= Unmeasured prelude =

Unmeasured or non-measured prelude is a prelude in which the duration of each note is left to the performer. Typically the term is used for 17th century harpsichord compositions that are written without rhythm or metre indications, although various composers of the Classical music era were composing small preludes for woodwind instruments using non-measured notation well into the 19th century. The form resurfaced in the aleatory music of the 20th century, where various other aspects of performance are also left to free interpretation.

==Unmeasured preludes for lute==
The first unmeasured preludes appeared during the Renaissance era. They were short improvised compositions for lute, usually performed as an introduction to another piece of music or to test the instrument. Later unmeasured lute preludes retained the improvisatory character of the genre but became more complex and lengthy. Unmeasured preludes flourished into full-fledged compositions by the middle of the 17th century.
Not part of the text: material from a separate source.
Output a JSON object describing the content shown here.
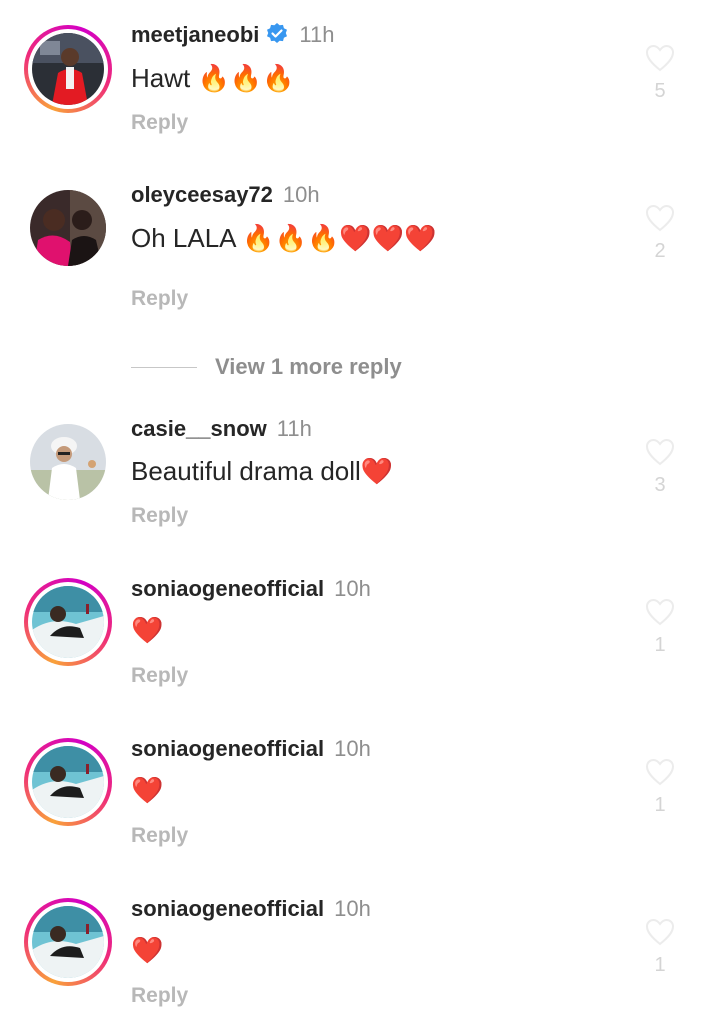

However the development of lute music had already stopped by that time and the last surviving unmeasured lute preludes date from the end of the same century.

Important lute composers who contributed to the development of the unmeasured prelude include Pierre Gaultier, René Mesangeau and Germain Pinel.

==Unmeasured preludes for harpsichord==

A sample of Louis Couperin's unique notation for unmeasured preludes.

Unmeasured preludes for harpsichord started appearing around 1650. Louis Couperin is usually credited as the first composer to embrace the genre. Couperin wrote unmeasured preludes using long groups of whole notes, and these groups were connected by long curves. This kind of notation is found in Couperin's unmeasured preludes and was also done by Élisabeth Jacquet de la Guerre. Another important contribution to the development of the genre was made by Nicolas Lebègue, who used diverse note values in his unmeasured preludes. The first ever published unmeasured preludes appeared in Lebègue's Le pieces de clavessin in 1677.

The unmeasured harpsichord prelude became a typical French genre, used by many famous composers including Jean-Philippe Rameau, Jean-Henri d'Anglebert, Louis Marchand and Élisabeth Jacquet de la Guerre. Unmeasured preludes were also present in the works of German composers who were influenced by French style. Of these, Johann Caspar Ferdinand Fischer was one of the first to use unmeasured preludes in harpsichord suites. One instance of unmeasured prelude by Giovanni Battista Draghi is an example of the genre in English harpsichord music.

François Couperin's didactic L'art de toucher le clavecin (1716) contained eight preludes that, while unmeasured and improvisatory in nature, were measured for teaching purposes. These pieces, along with several preludes from Nicolas Siret's Second Livre de Pieces de Clavecin (1719), were among the last unmeasured harpsichord preludes written.